The core problem
Why is a battery essential under NEM 3.0?
NEM 3.0 — officially the Net Billing Tariff — pays you $0.05–$0.08 per kWh for solar power you export to the grid. But from 4–9 PM, when your panels are winding down and your home is ramping up, SDG&E charges $0.55–$0.70 per kWh. That 10x spread is the whole game: every kilowatt-hour you can shift from midday production to evening consumption is worth roughly ten times what the grid pays you for it.

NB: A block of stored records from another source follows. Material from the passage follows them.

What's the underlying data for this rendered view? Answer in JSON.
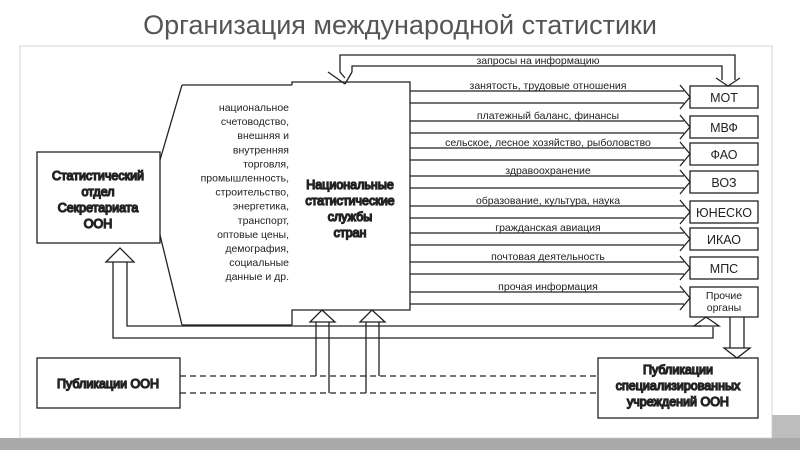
{
  "title": "Организация международной статистики",
  "un_stat_division": [
    "Статистический",
    "отдел",
    "Секретариата",
    "ООН"
  ],
  "national_services": [
    "Национальные",
    "статистические",
    "службы",
    "стран"
  ],
  "topics": [
    "национальное",
    "счетоводство,",
    "внешняя и",
    "внутренняя",
    "торговля,",
    "промышленность,",
    "строительство,",
    "энергетика,",
    "транспорт,",
    "оптовые цены,",
    "демография,",
    "социальные",
    "данные и др."
  ],
  "requests_label": "запросы на информацию",
  "flows": [
    {
      "label": "занятость, трудовые отношения",
      "agency": "МОТ"
    },
    {
      "label": "платежный баланс, финансы",
      "agency": "МВФ"
    },
    {
      "label": "сельское, лесное хозяйство, рыболовство",
      "agency": "ФАО"
    },
    {
      "label": "здравоохранение",
      "agency": "ВОЗ"
    },
    {
      "label": "образование, культура, наука",
      "agency": "ЮНЕСКО"
    },
    {
      "label": "гражданская авиация",
      "agency": "ИКАО"
    },
    {
      "label": "почтовая деятельность",
      "agency": "МПС"
    },
    {
      "label": "прочая информация",
      "agency": [
        "Прочие",
        "органы"
      ]
    }
  ],
  "un_publications": "Публикации ООН",
  "specialized_publications": [
    "Публикации",
    "специализированных",
    "учреждений ООН"
  ]
}
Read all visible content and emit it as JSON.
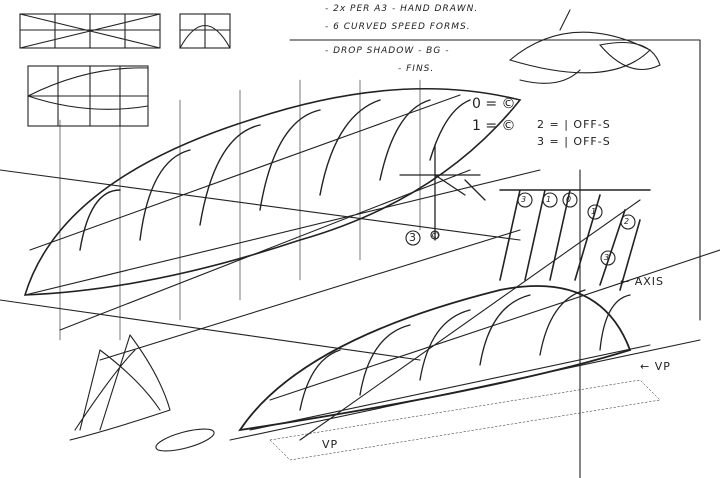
{
  "notes": {
    "line1": "- 2x PER A3   - HAND DRAWN.",
    "line2": "- 6 CURVED SPEED FORMS.",
    "line3": "- DROP SHADOW - BG -",
    "line4": "- FINS."
  },
  "legend": {
    "row0": "0 = ©",
    "row1": "1 = ©",
    "row2": "2 = | OFF-S",
    "row3": "3 = | OFF-S"
  },
  "labels": {
    "axis": "← AXIS",
    "vp_right": "← VP",
    "vp_left": "VP",
    "three": "3",
    "circle_c": "©",
    "fin_numbers": [
      "3",
      "1",
      "0",
      "1",
      "2",
      "3"
    ]
  },
  "colors": {
    "ink": "#222222",
    "paper": "#ffffff"
  }
}
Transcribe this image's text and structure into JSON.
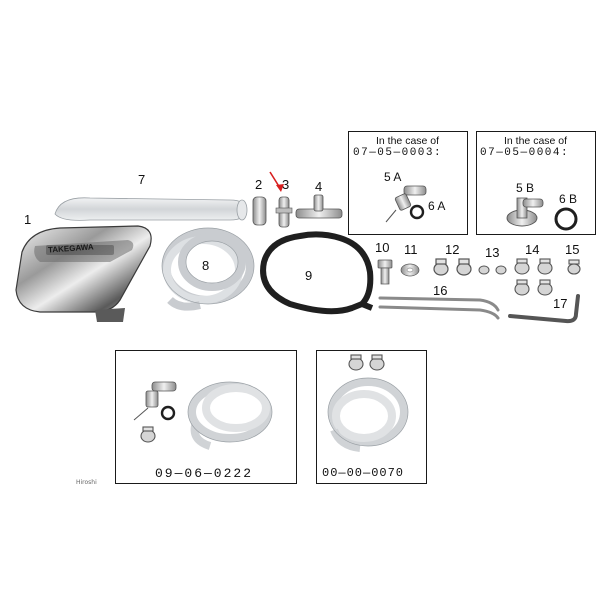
{
  "labels": {
    "p1": "1",
    "p2": "2",
    "p3": "3",
    "p4": "4",
    "p5a": "5 A",
    "p5b": "5 B",
    "p6a": "6 A",
    "p6b": "6 B",
    "p7": "7",
    "p8": "8",
    "p9": "9",
    "p10": "10",
    "p11": "11",
    "p12": "12",
    "p13": "13",
    "p14": "14",
    "p15": "15",
    "p16": "16",
    "p17": "17"
  },
  "case_boxes": [
    {
      "heading": "In the case of",
      "code": "07—05—0003:"
    },
    {
      "heading": "In the case of",
      "code": "07—05—0004:"
    }
  ],
  "kit_boxes": [
    {
      "code": "09—06—0222"
    },
    {
      "code": "00—00—0070"
    }
  ],
  "watermark": "Hiroshi",
  "cover_logo_text": "TAKEGAWA",
  "colors": {
    "border": "#1a1a1a",
    "arrow": "#d81e1e",
    "chrome_dark": "#3a3a3a",
    "hose_black": "#1f1f1f",
    "clear_hose": "#d7dadc"
  }
}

A battery does exactly that shift, automatically, every day. It charges from your panels through the afternoon and powers your home through the peak window. That's why solar-only systems in SDG&E territory now capture only ~70% of the savings a solar + battery system does.
2026 economics
What does a battery cost — and what do the rebates cover?
| Item | Amount | Notes |
|---|---|---|
| 13.5 kWh battery installed | $10,000–$15,000 | Powerwall 3 or equivalent, added at time of solar install |
| SDCP upfront rebate | −$250–500/kWh (up to $6,750) | SDCP customers in SDG&E territory · funds limited |
| SDCP performance payments | ~$250/yr | $0.10/kWh for evening discharge participation |
| SGIP RSSE (income-qualified) | up to $1,100/kWh | CARE/FERA or ≤80% AMI · waitlisted · apply pre-install |
| SGIP general-market rebate | CLOSED | Ended December 30, 2025 |
| Federal 30% credit | EXPIRED | Ended December 31, 2025 for homeowner purchases |
Bottom line
What it does to payback
| Configuration | Typical payback | 25-yr net savings |
|---|---|---|
| Solar only (cash) | 9–10 years | ~$62K–77K |
| Solar + battery (no rebate) | ~10 years | ~$95K–118K |
| Solar + battery (SDCP rebate) | 7–8 years | ~$95K–118K, faster break-even |
For SDCP customers, the rebate effectively erases the payback penalty of adding storage while keeping all the additional savings — which is why we recommend solar + battery as the default configuration in SDG&E territory, and why installers who can't speak fluently about SDCP enrollment are scored down in our 14-signal evaluation.